Meder, 46, a trooper since 1989, awaits sentencing June 19 after pleading guilty to misdemeanor charges of failure to report an accident and failure to report an accident to fixtures.
Meder lost control of his Chevrolet Suburban the evening of May 18 on Peninsula Drive near McKinley Road, crashed into an utility pole and landed 40 feet off the road.
Grand Traverse County sheriff’s deputies responded to the crash call just before 11 p.m., but when officers arrived no one was in the Suburban.
Inside Meder’s unlocked vehicle, deputies seized a Michigan State Police uniform, two loaded handguns and Meder’s photo identification and badge.
Meder lives about four miles from the crash site, and deputies went there an hour later but said no one was home at the time, according to police reports.
The sheriff’s report alleged Meder consumed alcohol in Brady’s Bar in Traverse City before the crash. He was not charged with an alcohol-related offense.
A bar employee said Meder appeared “to be intoxicated just prior to the crash” and drank “quite a bit of alcohol,” according to police reports.
State police Traverse City post commander Lt. William Elliott, who informed sheriff’s officials of Meder’s whereabouts the next day, said Meder remains on the job.
“All I can tell you is that decision was made above me,” said Elliott. “When I asked the question I was told that he would continue to work.”
Elliot said Meder is on a previously scheduled vacation. He could not be reached for comment.
Capt. Tim Rod, who commands the state police 7th District headquarters, said the decision to keep Meder on active duty was made according to policies and “guidance” from MSP’s human resources department.
“That is the guidance they gave us until we can complete our internal investigation,” he said. “We do not begin the internal side until the criminal side is done because of the potential of interfering with a criminal case.”
Elliott and MSP Detective Sgt. Mark Harris went to Meder’s home the morning of May 19 after Elliott received word from Lansing that sheriff’s officials had run the numbers from one of Meder’s firearms through a state database.
Elliott would not comment on what Meder told him after the accident.
“I can’t talk to you about that,” he said. “The criminal case has not been officially adjudicated, and there is an internal investigation.”
Meder initially refused to cooperate with sheriff’s investigators the morning after the crash and told a sheriff’s lieutenant, “I don’t have anything to say to you,” according to police reports.

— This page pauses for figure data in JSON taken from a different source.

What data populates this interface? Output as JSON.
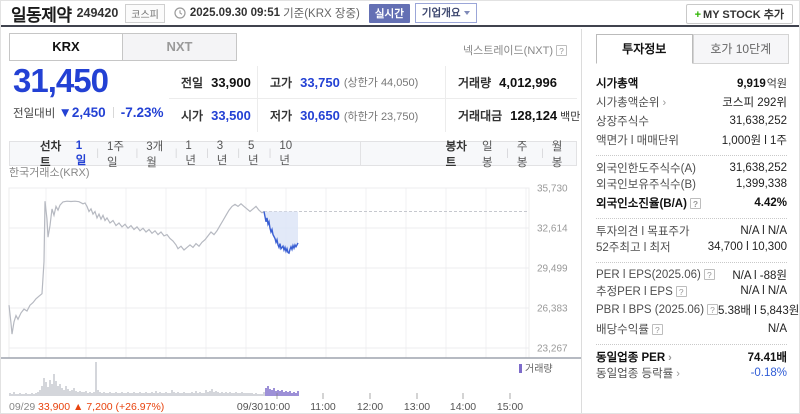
{
  "colors": {
    "down_blue": "#2341d4",
    "up_red": "#e8430e",
    "volume_purple": "#7d6bca",
    "day1_gray": "#b6b9c1",
    "area_fill": "#dde5f7",
    "dashed": "#c6c8ce"
  },
  "header": {
    "title": "일동제약",
    "code": "249420",
    "market_badge": "코스피",
    "datetime": "2025.09.30 09:51",
    "datetime_suffix": "기준(KRX 장중)",
    "realtime_badge": "실시간",
    "overview_button": "기업개요",
    "mystock_plus": "+",
    "mystock_button": "MY STOCK 추가"
  },
  "market_tabs": {
    "krx": "KRX",
    "nxt": "NXT",
    "nxt_link": "넥스트레이드(NXT)",
    "help": "?"
  },
  "price": {
    "current": "31,450",
    "change_label": "전일대비",
    "change_arrow": "▼",
    "change": "2,450",
    "change_pct": "-7.23%"
  },
  "stats": [
    {
      "label": "전일",
      "value": "33,900",
      "vclass": ""
    },
    {
      "label": "고가",
      "value": "33,750",
      "extra": "(상한가 44,050)",
      "vclass": "blue"
    },
    {
      "label": "거래량",
      "value": "4,012,996",
      "vclass": ""
    },
    {
      "label": "시가",
      "value": "33,500",
      "vclass": "blue"
    },
    {
      "label": "저가",
      "value": "30,650",
      "extra": "(하한가 23,750)",
      "vclass": "blue"
    },
    {
      "label": "거래대금",
      "value": "128,124",
      "unit": "백만",
      "vclass": ""
    }
  ],
  "toolbar": {
    "line_label": "선차트",
    "line_items": [
      {
        "label": "1일",
        "active": true
      },
      {
        "label": "1주일"
      },
      {
        "label": "3개월"
      },
      {
        "label": "1년"
      },
      {
        "label": "3년"
      },
      {
        "label": "5년"
      },
      {
        "label": "10년"
      }
    ],
    "candle_label": "봉차트",
    "candle_items": [
      {
        "label": "일봉"
      },
      {
        "label": "주봉"
      },
      {
        "label": "월봉"
      }
    ]
  },
  "chart_data": {
    "type": "line",
    "source": "한국거래소(KRX)",
    "legend": "거래량",
    "prev_close": 33900,
    "y_axis": {
      "max": 35730,
      "min": 23267,
      "tick_values": [
        35730,
        32614,
        29499,
        26383,
        23267
      ],
      "tick_labels": [
        "35,730",
        "32,614",
        "29,499",
        "26,383",
        "23,267"
      ]
    },
    "x_ticks": [
      {
        "x": 276,
        "label": "10:00"
      },
      {
        "x": 322,
        "label": "11:00"
      },
      {
        "x": 369,
        "label": "12:00"
      },
      {
        "x": 416,
        "label": "13:00"
      },
      {
        "x": 462,
        "label": "14:00"
      },
      {
        "x": 509,
        "label": "15:00"
      }
    ],
    "day1_label": "09/29",
    "day1_change": "33,900 ▲ 7,200 (+26.97%)",
    "day2_label": "09/30",
    "day2_label_x": 249,
    "series": [
      {
        "name": "09/29",
        "points": [
          [
            8,
            26600
          ],
          [
            10,
            25200
          ],
          [
            11,
            24350
          ],
          [
            13,
            25300
          ],
          [
            15,
            25800
          ],
          [
            17,
            25500
          ],
          [
            20,
            26000
          ],
          [
            23,
            26300
          ],
          [
            26,
            26150
          ],
          [
            29,
            26600
          ],
          [
            32,
            26800
          ],
          [
            35,
            27100
          ],
          [
            38,
            27300
          ],
          [
            41,
            27500
          ],
          [
            43,
            30000
          ],
          [
            44,
            34700
          ],
          [
            46,
            33300
          ],
          [
            47,
            31900
          ],
          [
            49,
            32800
          ],
          [
            51,
            34100
          ],
          [
            53,
            33600
          ],
          [
            55,
            34300
          ],
          [
            57,
            34000
          ],
          [
            59,
            34400
          ],
          [
            62,
            34650
          ],
          [
            66,
            34700
          ],
          [
            70,
            34680
          ],
          [
            74,
            34700
          ],
          [
            78,
            34660
          ],
          [
            82,
            34500
          ],
          [
            84,
            34560
          ],
          [
            86,
            34300
          ],
          [
            88,
            33900
          ],
          [
            90,
            34100
          ],
          [
            92,
            33700
          ],
          [
            94,
            33900
          ],
          [
            96,
            33400
          ],
          [
            98,
            33700
          ],
          [
            100,
            33300
          ],
          [
            102,
            33600
          ],
          [
            104,
            33200
          ],
          [
            106,
            33400
          ],
          [
            109,
            33000
          ],
          [
            112,
            33200
          ],
          [
            115,
            32800
          ],
          [
            118,
            33000
          ],
          [
            121,
            32700
          ],
          [
            124,
            32900
          ],
          [
            127,
            32600
          ],
          [
            130,
            32800
          ],
          [
            133,
            32500
          ],
          [
            136,
            32700
          ],
          [
            139,
            32400
          ],
          [
            142,
            32600
          ],
          [
            145,
            32300
          ],
          [
            148,
            32500
          ],
          [
            151,
            32200
          ],
          [
            154,
            32400
          ],
          [
            157,
            32100
          ],
          [
            160,
            32300
          ],
          [
            163,
            32000
          ],
          [
            166,
            32100
          ],
          [
            169,
            31800
          ],
          [
            172,
            31600
          ],
          [
            175,
            31300
          ],
          [
            177,
            31000
          ],
          [
            180,
            31200
          ],
          [
            183,
            30900
          ],
          [
            186,
            31100
          ],
          [
            189,
            31300
          ],
          [
            192,
            31100
          ],
          [
            195,
            31400
          ],
          [
            198,
            31200
          ],
          [
            201,
            31500
          ],
          [
            204,
            31700
          ],
          [
            207,
            32000
          ],
          [
            210,
            32300
          ],
          [
            213,
            32100
          ],
          [
            216,
            32400
          ],
          [
            219,
            32800
          ],
          [
            222,
            33200
          ],
          [
            225,
            33600
          ],
          [
            228,
            34000
          ],
          [
            231,
            34300
          ],
          [
            234,
            34450
          ],
          [
            237,
            34300
          ],
          [
            240,
            34500
          ],
          [
            243,
            34300
          ],
          [
            246,
            34100
          ],
          [
            249,
            33900
          ],
          [
            252,
            34100
          ],
          [
            255,
            34300
          ],
          [
            258,
            34000
          ],
          [
            261,
            33800
          ],
          [
            263,
            33900
          ]
        ]
      },
      {
        "name": "09/30",
        "points": [
          [
            264,
            33500
          ],
          [
            265,
            33100
          ],
          [
            266,
            33400
          ],
          [
            267,
            32900
          ],
          [
            268,
            33100
          ],
          [
            269,
            32600
          ],
          [
            270,
            32300
          ],
          [
            271,
            32500
          ],
          [
            272,
            32100
          ],
          [
            274,
            31800
          ],
          [
            275,
            31500
          ],
          [
            276,
            31700
          ],
          [
            277,
            31300
          ],
          [
            278,
            31100
          ],
          [
            279,
            31400
          ],
          [
            280,
            31000
          ],
          [
            282,
            31200
          ],
          [
            283,
            30900
          ],
          [
            284,
            31100
          ],
          [
            285,
            30800
          ],
          [
            286,
            31000
          ],
          [
            287,
            30700
          ],
          [
            288,
            30650
          ],
          [
            289,
            30950
          ],
          [
            290,
            31150
          ],
          [
            291,
            30950
          ],
          [
            292,
            31250
          ],
          [
            293,
            31050
          ],
          [
            294,
            31300
          ],
          [
            295,
            31150
          ],
          [
            296,
            31300
          ],
          [
            297,
            31450
          ]
        ]
      }
    ],
    "volume": {
      "start_x": 9,
      "step": 2,
      "day_split_x": 264,
      "heights": [
        3,
        2,
        4,
        2,
        2,
        3,
        2,
        2,
        3,
        2,
        2,
        3,
        2,
        3,
        4,
        6,
        10,
        18,
        14,
        9,
        16,
        12,
        22,
        15,
        10,
        12,
        8,
        6,
        10,
        7,
        5,
        6,
        8,
        5,
        4,
        5,
        4,
        4,
        5,
        3,
        4,
        3,
        4,
        34,
        6,
        4,
        3,
        4,
        3,
        3,
        4,
        3,
        3,
        4,
        3,
        3,
        4,
        3,
        3,
        4,
        3,
        3,
        4,
        3,
        3,
        4,
        3,
        3,
        4,
        3,
        3,
        4,
        3,
        5,
        3,
        4,
        3,
        3,
        4,
        3,
        3,
        6,
        4,
        3,
        4,
        3,
        3,
        4,
        3,
        3,
        3,
        4,
        3,
        5,
        3,
        4,
        3,
        3,
        6,
        4,
        5,
        7,
        4,
        5,
        4,
        3,
        4,
        3,
        4,
        3,
        4,
        3,
        3,
        4,
        3,
        3,
        4,
        3,
        3,
        3,
        3,
        3,
        2,
        3,
        2,
        2,
        2,
        4,
        8,
        10,
        7,
        6,
        8,
        5,
        6,
        5,
        6,
        4,
        5,
        4,
        5,
        3,
        4,
        3,
        5
      ]
    }
  },
  "sidebar": {
    "tabs": [
      {
        "label": "투자정보",
        "active": true
      },
      {
        "label": "호가 10단계"
      }
    ],
    "rows": [
      {
        "label": "시가총액",
        "value": "9,919",
        "unit": "억원",
        "bold": true
      },
      {
        "label": "시가총액순위",
        "value": "코스피 292위",
        "arrow": true
      },
      {
        "label": "상장주식수",
        "value": "31,638,252"
      },
      {
        "label": "액면가 l 매매단위",
        "value": "1,000원 l 1주"
      },
      {
        "label": "외국인한도주식수(A)",
        "value": "31,638,252",
        "group_start": true
      },
      {
        "label": "외국인보유주식수(B)",
        "value": "1,399,338"
      },
      {
        "label": "외국인소진율(B/A)",
        "value": "4.42%",
        "bold": true,
        "help": true
      },
      {
        "label": "투자의견 l 목표주가",
        "value": "N/A l N/A",
        "group_start": true
      },
      {
        "label": "52주최고 l 최저",
        "value": "34,700 l 10,300"
      },
      {
        "label": "PER l EPS(2025.06)",
        "value": "N/A l -88원",
        "help": true,
        "group_start": true
      },
      {
        "label": "추정PER l EPS",
        "value": "N/A l N/A",
        "help": true
      },
      {
        "label": "PBR l BPS (2025.06)",
        "value": "5.38배 l 5,843원",
        "help": true
      },
      {
        "label": "배당수익률",
        "value": "N/A",
        "help": true
      },
      {
        "label": "동일업종 PER",
        "value": "74.41배",
        "bold": true,
        "arrow": true,
        "group_start": true
      },
      {
        "label": "동일업종 등락률",
        "value": "-0.18%",
        "arrow": true,
        "vclass": "blue"
      }
    ]
  }
}
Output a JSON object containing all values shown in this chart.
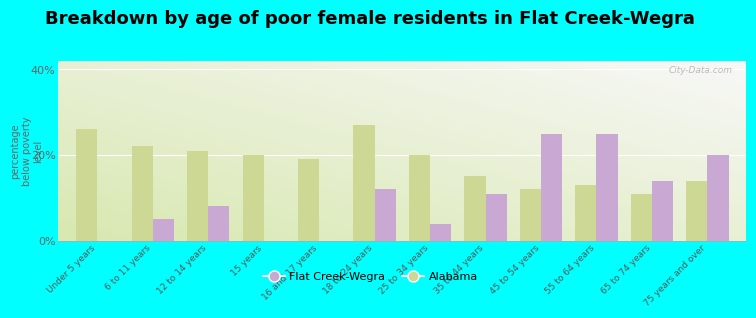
{
  "title": "Breakdown by age of poor female residents in Flat Creek-Wegra",
  "categories": [
    "Under 5 years",
    "6 to 11 years",
    "12 to 14 years",
    "15 years",
    "16 and 17 years",
    "18 to 24 years",
    "25 to 34 years",
    "35 to 44 years",
    "45 to 54 years",
    "55 to 64 years",
    "65 to 74 years",
    "75 years and over"
  ],
  "flat_creek": [
    0,
    5,
    8,
    0,
    0,
    12,
    4,
    11,
    25,
    25,
    14,
    20
  ],
  "alabama": [
    26,
    22,
    21,
    20,
    19,
    27,
    20,
    15,
    12,
    13,
    11,
    14
  ],
  "flat_creek_color": "#c9a8d4",
  "alabama_color": "#cdd894",
  "ylabel": "percentage\nbelow poverty\nlevel",
  "ylim": [
    0,
    42
  ],
  "yticks": [
    0,
    20,
    40
  ],
  "ytick_labels": [
    "0%",
    "20%",
    "40%"
  ],
  "background_color": "#00ffff",
  "legend_fc": "Flat Creek-Wegra",
  "legend_al": "Alabama",
  "title_fontsize": 13,
  "bar_width": 0.38,
  "watermark": "City-Data.com"
}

Meder also allegedly told Elliott he had been at home when the accident occurred, but later Meder filed a written statement admitting his involvement.
“I was driving home from Traverse City on Peninsula Drive when I lost control of my vehicle rolling it over,” the May 19 statement read. “Although somewhat dazed, but physically OK, I decided to walk home.”
Grand Traverse County Prosecutor Alan Schneider said he could not charge Meder with an alcohol-related offense without blood-alcohol test results or other “independent evidence.”
“There would have been no way to bring those charges,” he said.
Meder faces up to 90 days in jail and a $100 fine on the two misdemeanors.
Schneider said he was satisfied that sheriff’s officials did what they could to investigate.
“We regularly have collisions where people fail to report and we suspect they are intoxicated or something else,” he said. “It happens, but I would say both the sheriff’s department, in cooperation with the state police command, did a thorough investigation.”



Needless to say, this makes me sick.